Additionally, there are many messages about switching to WQ_UNBOUND in dmesg (for both RDMA and TCP transports):

workqueue: iomap_dio_complete_work hogged CPU for >10000us 8 times, consider switching to WQ_UNBOUND

Even when switching the transport from RDMA to TCP (using IP over Infiniband), I observe two times the performance improvement.

I have configured 24 DRBD resources. For each DRBD instance, I allocated a dedicated CPU core (reserved only for DRBD):

resource "disk0" {
    device minor 0;
    disk "/dev/disk/by-partlabel/drbd0";
    meta-disk internal;
    options {
        cpu-mask "00000000,00000000,00000001";
    }
    on "hosta" {
        node-id 0;
    }
    on "hostb" {
        node-id 1;
    }
    connection {
        host "hosta" address 192.168.1.1:7789;
        host "hostb" address 192.168.1.2:7789;
    }
}
...
resource "disk23" {
    device minor 23;
    disk "/dev/disk/by-partlabel/drbd23";
    meta-disk internal;
    options {
        cpu-mask "00000000,00000008,00000000";
    }
    on "hosta" {
        node-id 0;
    }
    on "hostb" {
        node-id 1;
    }
    connection {
        host "hosta" address 192.168.1.1:7812;
        host "hostb" address 192.168.1.2:7812;
    }
}

For my write performance test, I used this FIO script:

[seq-write-24]
filename=/disks/0/fio:/disks/1/fio:/disks/2/fio:/disks/3/fio:/disks/4/fio:/disks/5/fio:/disks/6/fio:/disks/7/fio:/disks/8/fio:/disks/9/fio:/disks/10/fio:/disks/11/fio:/disks/12/fio:/disks/13/fio:/disks/14/fio:/disks/15/fio:/disks/16/fio:/disks/17/fio:/disks/18/fio:/disks/19/fio:/disks/20/fio:/disks/21/fio:/disks/22/fio:/disks/23/fio
file_service_type=roundrobin:1
size=2400G
rw=write
bs=1M
direct=1
buffered=0
numjobs=24
time_based=1
runtime=60
ioengine=libaio
iodepth=24
group_reporting

With RDMA and this configuration, I got 12.2 GB/s overall:

net {
    protocol C;
    transport "rdma";
    sndbuf-size 25M;
    rcvbuf-size 25M;
    rdma-ctrl-sndbuf-size 600K;
    rdma-ctrl-rcvbuf-size 600K;
    max-buffers 128K;
    max-epoch-size 20000;
}

With TCP and this configuration, I got 24.3 GB/s overall:

net {
    protocol C;
    transport "tcp";
    sndbuf-size 128M;
    rcvbuf-size 128M;
    max-buffers 128K;
    max-epoch-size 20000;
}

Without replication (DRBD down on hostb), I achieved 129 GB/s

1 Like

Thank you for sharing these tests and results.

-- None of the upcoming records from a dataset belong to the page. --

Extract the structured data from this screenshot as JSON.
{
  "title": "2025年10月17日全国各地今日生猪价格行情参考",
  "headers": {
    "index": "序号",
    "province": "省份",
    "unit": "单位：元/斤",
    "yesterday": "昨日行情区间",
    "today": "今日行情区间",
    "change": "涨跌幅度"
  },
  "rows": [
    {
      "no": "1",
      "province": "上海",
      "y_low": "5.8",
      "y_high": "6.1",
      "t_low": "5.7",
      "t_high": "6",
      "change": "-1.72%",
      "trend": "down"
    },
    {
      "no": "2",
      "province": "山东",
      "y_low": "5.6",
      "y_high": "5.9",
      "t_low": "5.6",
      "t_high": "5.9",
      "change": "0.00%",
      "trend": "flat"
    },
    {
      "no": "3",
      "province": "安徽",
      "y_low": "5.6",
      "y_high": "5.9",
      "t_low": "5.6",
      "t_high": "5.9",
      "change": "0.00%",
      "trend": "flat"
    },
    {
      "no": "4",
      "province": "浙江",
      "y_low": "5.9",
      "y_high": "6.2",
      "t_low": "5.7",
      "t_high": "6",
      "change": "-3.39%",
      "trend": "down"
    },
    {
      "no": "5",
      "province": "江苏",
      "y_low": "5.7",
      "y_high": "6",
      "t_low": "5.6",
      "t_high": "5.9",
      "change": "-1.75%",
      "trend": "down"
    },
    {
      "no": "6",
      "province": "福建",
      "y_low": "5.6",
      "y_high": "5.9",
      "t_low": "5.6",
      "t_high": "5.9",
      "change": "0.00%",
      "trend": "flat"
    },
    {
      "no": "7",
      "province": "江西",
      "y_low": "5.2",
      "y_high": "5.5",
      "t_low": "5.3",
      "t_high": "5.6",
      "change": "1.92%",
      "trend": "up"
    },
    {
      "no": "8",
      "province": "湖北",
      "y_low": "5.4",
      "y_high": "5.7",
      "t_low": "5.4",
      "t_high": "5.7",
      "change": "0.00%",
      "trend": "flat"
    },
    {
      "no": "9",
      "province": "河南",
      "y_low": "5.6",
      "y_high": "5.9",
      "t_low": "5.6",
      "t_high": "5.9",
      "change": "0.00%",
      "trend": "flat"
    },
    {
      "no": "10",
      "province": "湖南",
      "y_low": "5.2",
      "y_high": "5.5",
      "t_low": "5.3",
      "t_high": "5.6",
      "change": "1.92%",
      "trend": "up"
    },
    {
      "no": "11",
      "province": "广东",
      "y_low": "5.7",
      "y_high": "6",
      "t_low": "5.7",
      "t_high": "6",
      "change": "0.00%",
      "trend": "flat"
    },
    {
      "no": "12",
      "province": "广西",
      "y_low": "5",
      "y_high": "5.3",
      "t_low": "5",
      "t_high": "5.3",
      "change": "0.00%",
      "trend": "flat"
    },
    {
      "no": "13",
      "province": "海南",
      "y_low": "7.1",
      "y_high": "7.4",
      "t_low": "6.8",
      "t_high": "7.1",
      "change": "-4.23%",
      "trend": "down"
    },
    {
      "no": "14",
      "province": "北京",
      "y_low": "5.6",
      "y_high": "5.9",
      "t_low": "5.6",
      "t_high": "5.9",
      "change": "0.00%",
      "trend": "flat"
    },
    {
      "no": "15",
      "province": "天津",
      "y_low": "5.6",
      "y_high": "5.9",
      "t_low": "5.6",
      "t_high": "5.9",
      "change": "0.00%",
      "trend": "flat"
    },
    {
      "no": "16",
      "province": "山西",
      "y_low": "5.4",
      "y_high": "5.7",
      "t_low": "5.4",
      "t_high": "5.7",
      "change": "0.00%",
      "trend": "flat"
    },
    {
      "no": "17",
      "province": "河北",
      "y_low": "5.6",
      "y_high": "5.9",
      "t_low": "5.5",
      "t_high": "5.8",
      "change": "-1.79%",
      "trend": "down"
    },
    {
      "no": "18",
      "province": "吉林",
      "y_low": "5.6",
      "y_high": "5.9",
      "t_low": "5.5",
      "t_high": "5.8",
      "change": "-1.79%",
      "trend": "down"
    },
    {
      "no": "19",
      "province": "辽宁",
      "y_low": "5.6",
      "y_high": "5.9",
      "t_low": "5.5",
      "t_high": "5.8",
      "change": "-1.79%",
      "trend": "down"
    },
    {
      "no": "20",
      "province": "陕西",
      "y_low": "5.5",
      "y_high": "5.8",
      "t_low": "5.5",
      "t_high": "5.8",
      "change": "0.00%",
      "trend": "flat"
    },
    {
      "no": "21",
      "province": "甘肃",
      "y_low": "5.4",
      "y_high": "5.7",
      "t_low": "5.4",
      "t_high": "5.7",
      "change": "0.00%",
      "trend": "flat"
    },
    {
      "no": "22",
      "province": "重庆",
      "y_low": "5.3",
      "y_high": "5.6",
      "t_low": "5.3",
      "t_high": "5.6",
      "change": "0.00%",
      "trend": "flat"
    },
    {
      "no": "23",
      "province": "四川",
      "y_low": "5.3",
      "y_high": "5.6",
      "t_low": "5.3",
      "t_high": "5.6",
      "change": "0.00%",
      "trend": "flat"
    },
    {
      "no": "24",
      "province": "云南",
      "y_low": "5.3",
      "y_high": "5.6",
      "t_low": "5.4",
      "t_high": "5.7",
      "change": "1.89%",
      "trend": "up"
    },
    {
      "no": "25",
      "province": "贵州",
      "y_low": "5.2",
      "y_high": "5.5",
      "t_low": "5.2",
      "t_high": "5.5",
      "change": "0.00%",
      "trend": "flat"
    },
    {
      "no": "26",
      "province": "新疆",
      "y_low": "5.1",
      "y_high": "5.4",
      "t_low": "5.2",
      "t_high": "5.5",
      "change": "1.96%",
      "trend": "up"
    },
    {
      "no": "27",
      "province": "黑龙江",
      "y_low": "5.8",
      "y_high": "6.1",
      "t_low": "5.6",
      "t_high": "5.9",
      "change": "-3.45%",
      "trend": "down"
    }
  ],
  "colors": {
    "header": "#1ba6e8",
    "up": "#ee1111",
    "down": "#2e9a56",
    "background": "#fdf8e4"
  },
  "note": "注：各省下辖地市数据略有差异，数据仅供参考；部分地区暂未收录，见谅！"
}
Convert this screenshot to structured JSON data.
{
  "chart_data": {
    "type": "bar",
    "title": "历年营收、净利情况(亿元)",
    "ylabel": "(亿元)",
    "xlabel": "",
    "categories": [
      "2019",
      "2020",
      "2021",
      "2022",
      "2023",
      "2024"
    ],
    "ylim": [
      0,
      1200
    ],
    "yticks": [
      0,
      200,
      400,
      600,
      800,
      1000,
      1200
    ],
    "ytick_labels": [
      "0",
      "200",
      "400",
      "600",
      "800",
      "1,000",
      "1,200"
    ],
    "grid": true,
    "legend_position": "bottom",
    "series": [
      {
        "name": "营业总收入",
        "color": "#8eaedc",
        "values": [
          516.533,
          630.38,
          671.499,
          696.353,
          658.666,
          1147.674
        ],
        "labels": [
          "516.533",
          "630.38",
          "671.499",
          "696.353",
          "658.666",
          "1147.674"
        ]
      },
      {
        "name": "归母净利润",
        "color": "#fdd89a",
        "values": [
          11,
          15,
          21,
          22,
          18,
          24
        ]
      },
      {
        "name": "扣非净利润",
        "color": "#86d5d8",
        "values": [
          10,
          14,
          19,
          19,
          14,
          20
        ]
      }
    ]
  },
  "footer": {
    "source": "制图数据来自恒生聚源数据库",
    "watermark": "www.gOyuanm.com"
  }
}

I have ConnectX-5 cards available for my own testing and typically see around ~15% better performance when using RDMA rather than TCP (IPoIB), but I usually test random writes with small block sizes. When testing with sequential writes and large block sizes, I am also seeing that RDMA is ~3% slower than TCP. So not as drastic as your results, but still counter intuitive.

I will ask the LINBIT kernel module developers for input and report back with any insight.

Thank you for your feedback and for investigating further.

I believe the core issue comes down to buffer limitations. Sending 25 MB over a 400 Gb/s link takes approximately half a millisecond, which means a single RDMA connection cannot keep up with the throughput.

The real bottleneck appears to be the maximum number of Work Requests per RDMA connection, which constrains the total buffer size. With a Scatter-Gather Element of 8, the limit is 13,106 WRs. Assuming 4 KB buffers, the effective buffer capacity (send + receive) reaches only about 51 MB.

I believe the problem could potentially be addressed in two ways:

  1. Use multiple RDMA connections - NVMe over Fabrics (RDMA) uses one connection per CPU, which might distribute the load more effectively
  2. Increase buffer sizes per Work Request - using buffers larger than 4 KB could maximize the WR capacity.